Pour être en conformité avec la convention de Berne et la directive « Habitats », ce texte soumet la création de ces zones d'exclusion à trois conditions : il faut que le risque soit établi, à partir des attaques constatées et qu'il menace l'activité pastorale ; les mesures de protection doivent avoir démontré leur insuffisance ; enfin, la mesure prescrite respecte l'équilibre entre l'activité pastorale et la protection des loups, puisqu'elle autorise, non pas bien sûr à éradiquer l'espèce dans les zones concernées, mais à en abattre un quota, pour endiguer les destructions.

Je vous proposerai deux amendements.

Le premier pour changer l'intitulé du texte : je vous suggèrerai de créer des « zones de protection renforcée » contre les loups, plutôt que des « zones d'exclusion » du loup, c'est plus conforme non seulement au droit international et communautaire, mais à l'objet du texte lui-même.

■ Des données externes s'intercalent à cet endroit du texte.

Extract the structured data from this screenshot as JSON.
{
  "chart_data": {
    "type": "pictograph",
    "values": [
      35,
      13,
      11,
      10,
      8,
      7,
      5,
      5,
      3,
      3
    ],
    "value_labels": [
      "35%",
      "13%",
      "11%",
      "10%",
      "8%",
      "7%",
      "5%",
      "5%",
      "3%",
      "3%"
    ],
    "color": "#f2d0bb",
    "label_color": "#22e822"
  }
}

Ensuite, je vous proposerai que ces zones de protection renforcée soient définies chaque année par arrêté préfectoral. Je crois que l'inefficacité actuelle tient pour beaucoup au fait que les prélèvements sont décidés à l'échelon national, loin du terrain. Nous avons besoin de réponses locales, qui soient précisément fonction des sinistres constatés et du nombre de loups, département par département, zone par zone. La rédaction que je vous propose respecte pleinement les critères internationaux et européens de préservation de l'espèce, en précisant que « les zones de protection renforcée contre le loup ne peuvent nuire au maintien, dans un état de conservation favorable, de cette espèce sur le territoire national. »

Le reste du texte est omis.